The Mica law comes into force on June 30. Too vague, too restrictive, the law is controversial and worries professionals in the cryptocurrency industry. In the long term, stablecoins like USDT or USDC could disappear completely in Europe.
The Mica law, why is it important for stablecoins?
The “Markets in Crypto-Assets Regulation” (MiCA) will soon apply to the crypto-assets market. The stated objective? Strengthen consumer confidence and stabilize the cryptocurrency market in Europe. “ The main provisions applicable to issuers and traders of crypto-assets […] relate to transparency, publication of information, and authorization and monitoring of transactions » can we read on the European Parliament websiteat the initiative of this law.
MiCA is particularly focused on stablecoins. It is mainly targeting industry giants such as Circle (USDC) and Tether (USDT). In order to continue offering their stablecoins in Europe, these operators will have to obtain a specific license, similar to that required for “banking institutions”.
Consequence: Binance, Coinbase, and other major platforms will have to adapt. They will have to check that their cryptocurrency offering complies with this new regulation. This is why Binance warned its users of an upheaval on stablecoins. In a recent email addressed to its customers, the exchange nevertheless wants to be reassuring “Binance will not delist these stablecoins. […] We will put in place some restrictions for EEA users but only on certain products, and we will offer alternatives with regulated stablecoins or other crypto-assets.”
https://x.com/_RichardTeng/status/1797671401245053423


Why is the EU against stablecoins?
Why is the European Union targeting stable cryptocurrencies in particular? This is an obvious response to the fiasco of Terra Luna and its stable cryptocurrency, UST. Because seen from Brussels, the risks specific to stablecoins are too great.

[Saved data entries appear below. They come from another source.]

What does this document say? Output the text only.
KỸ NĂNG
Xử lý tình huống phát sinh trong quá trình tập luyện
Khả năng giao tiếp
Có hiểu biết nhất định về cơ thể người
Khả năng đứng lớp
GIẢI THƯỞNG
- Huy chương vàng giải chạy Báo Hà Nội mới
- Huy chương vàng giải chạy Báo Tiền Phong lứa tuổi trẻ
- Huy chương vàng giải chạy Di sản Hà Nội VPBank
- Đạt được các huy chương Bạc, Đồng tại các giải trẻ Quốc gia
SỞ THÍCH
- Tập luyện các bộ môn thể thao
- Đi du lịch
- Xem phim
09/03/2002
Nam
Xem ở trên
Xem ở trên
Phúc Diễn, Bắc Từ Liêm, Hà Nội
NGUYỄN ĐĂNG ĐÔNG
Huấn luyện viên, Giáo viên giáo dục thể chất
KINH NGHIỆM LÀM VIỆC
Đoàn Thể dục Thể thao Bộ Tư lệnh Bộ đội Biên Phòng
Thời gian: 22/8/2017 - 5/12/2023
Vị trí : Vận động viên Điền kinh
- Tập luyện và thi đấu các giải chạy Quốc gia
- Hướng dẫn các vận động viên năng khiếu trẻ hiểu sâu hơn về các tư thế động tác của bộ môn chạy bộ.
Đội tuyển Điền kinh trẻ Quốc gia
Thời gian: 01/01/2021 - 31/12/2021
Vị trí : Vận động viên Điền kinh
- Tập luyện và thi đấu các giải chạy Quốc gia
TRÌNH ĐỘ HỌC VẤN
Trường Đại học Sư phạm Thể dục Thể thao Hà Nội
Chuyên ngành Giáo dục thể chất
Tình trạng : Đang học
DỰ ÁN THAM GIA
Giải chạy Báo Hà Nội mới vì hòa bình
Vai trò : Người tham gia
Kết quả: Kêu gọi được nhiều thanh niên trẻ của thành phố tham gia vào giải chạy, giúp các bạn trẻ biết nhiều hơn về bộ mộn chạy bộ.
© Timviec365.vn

In the institution's sights: opaque capital reserves, a lack of guarantees, and questionable solidity on the part of cryptocurrencies of this type. The FTX affair had not helped this distrust.
Unofficially, Brussels also pursues other objectives. Stablecoins allow users to avoid the famous tax on cryptocurrencies, while benefiting from a way to secure their crypto earnings. By remaining in stablecoins, we thus avoid a conversion into euros, which is taxable, as long as we wish to remain in the ecosystem of cryptocurrencies, without withdrawing from a traditional bank.
Furthermore, geopolitical issues are present. Europe wants to preserve its sovereignty vis-à-vis the United States. Stablecoins are in fact very largely supported by American companies. However, they are a gigantic capital sucker. Finally, stable cryptocurrencies could overshadow the digital euro project.
Regulate at all costs: a counterproductive European strategy?
Some cryptocurrency players accuse the European Union of hindering innovation. Worse, by forcing Binance to withdraw their USDT offering, investors could be forced to turn to unregulated, and therefore riskier, platforms. However, we know that DeFI involves more risks. The risk of overly strict regulation is also a flight of companies established in Europe. The Middle East, Asia… there is no shortage of exile destinations. An argument taken up by the former MP Pierre Person, who declared in 2022 that “ the European Union is shooting itself in the foot ».
Recently, Tether had expressed its doubts regarding the MiCA law, raising the possibility of leaving Europe permanently. For its part, the company Circle, which issues USDC, was committed to playing the game and meeting all regulatory criteria.
A legal mess that is difficult to apply
The problem is that this new European regulation on stablecoins has left little time for players in the ecosystem to prepare. Barely a year, for a legal project which turns out to be enormous. The other problem is that the texts concerning stable crypto-assets lack clarity. “ There is uncertainty over how MiCA is written, according to Faustine Fleuretwho heads ADAN, the Association for the Development of Digital Assets. “ We can expect that by July 1st there will be some tolerance. ».
In a context in which the price of bitcoin is falling again, the uncertainty over USDT or USDC is therefore not good news for investors. Especially since the market alone is currently worth $1.27 trillion.